21. yüzyılı da ıskalayacağız
1920’lerde çok umutlu başlamıştı Türkiye Cumhuriyeti. Bugün geldiğiniz
noktaya bakın. Yunanistan’ın yaşam kalitesi bakımından 65 basamak
altındayız. Ama bütün zihinler hâlâ devleti ele geçirip kamu
kaynaklarını soymak, yandaşlarına paylaştırmakla meşgul. Bundan başka
bir şey yok. İşte bunlar, bizi geleceğe umutlu bakamayacak hale
getiriyor. Biz 20. yüzyılı ıskaladığımız gibi, 21. yüzyılı da daha
fazla ıskalamaya aday haldeyiz. Çünkü aradaki farklar açılıyor. Bugün
İngiltere önümüzdeki 20 yıl içinde Hindistan’dan 75 bin bilgisayar
mühendisi alacak. Bunun anlaşmasını yapıyor. Hindistan bütün
okullarında eğitimini bu bilgisayara göre yönlendirdi. Büyük bir insan
gücü oluşturuyor. Bu bakımdan, Toffler benim çok yakın arkadaşımdır.

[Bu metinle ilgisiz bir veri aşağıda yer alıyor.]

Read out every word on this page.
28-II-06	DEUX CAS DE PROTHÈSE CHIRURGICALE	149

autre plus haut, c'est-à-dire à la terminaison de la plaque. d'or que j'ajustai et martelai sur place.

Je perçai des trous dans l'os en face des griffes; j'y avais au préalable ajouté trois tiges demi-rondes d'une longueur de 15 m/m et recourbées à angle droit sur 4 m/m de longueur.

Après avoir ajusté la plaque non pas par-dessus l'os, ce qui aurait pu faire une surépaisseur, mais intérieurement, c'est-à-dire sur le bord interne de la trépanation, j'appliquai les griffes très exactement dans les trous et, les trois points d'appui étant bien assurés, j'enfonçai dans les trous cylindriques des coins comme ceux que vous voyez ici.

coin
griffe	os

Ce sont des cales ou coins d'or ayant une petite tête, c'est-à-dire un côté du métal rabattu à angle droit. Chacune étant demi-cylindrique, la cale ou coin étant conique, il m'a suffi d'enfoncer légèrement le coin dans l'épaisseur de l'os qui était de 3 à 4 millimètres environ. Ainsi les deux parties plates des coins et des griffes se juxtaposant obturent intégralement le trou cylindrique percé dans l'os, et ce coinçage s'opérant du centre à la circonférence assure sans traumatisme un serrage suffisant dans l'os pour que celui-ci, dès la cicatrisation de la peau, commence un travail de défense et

Bütün dünya bu beyinden, bu fikirden yararlanır. Onu zamanın Başbakanı
Demirel’le de görüştürmüştüm. On yıl önce bize çok güzel bir teklif
yapmıştı. “Slikon vadisi kapsamında Türk şirketleri girişimde bulunsun.
Belki şirketler belli bir para kaybedebilir ama hiç olmazsa bu
teknolojiyi ülkenize transfer edebilirsiniz” demişti. Bunu o zaman
Demirel’e iletmiştik. Ama ne yazık ki aile fotoğraflarından bu gibi
işlere vakit yoktu. Olmadı da...
Sanatçı mı afyon mu?
Sanatçı denilen, bilmem bir gecede kırk milyar alan, toplumu eğlendiren
oyalayan kimselere sanatçı deniliyorsa ben öyle sanatçı değilim.
Türkiye’de son yıllarda göze çarpan bir gelişme var. Bu toplumun
sorunları çok ağır, giderek de ağırlaşıyor. Devlet kaynakları
soyuluyor.Yurttaşların bu devlette hiçbir söz hakkı yok. Dört yılda bir
onlardan oy alıp bırakılıyor. Onların fikirlerine sözlerine hiç önem
verilmiyor.Sağlık sistemimiz çöküyor, eğitim sistemimiz çöküyor.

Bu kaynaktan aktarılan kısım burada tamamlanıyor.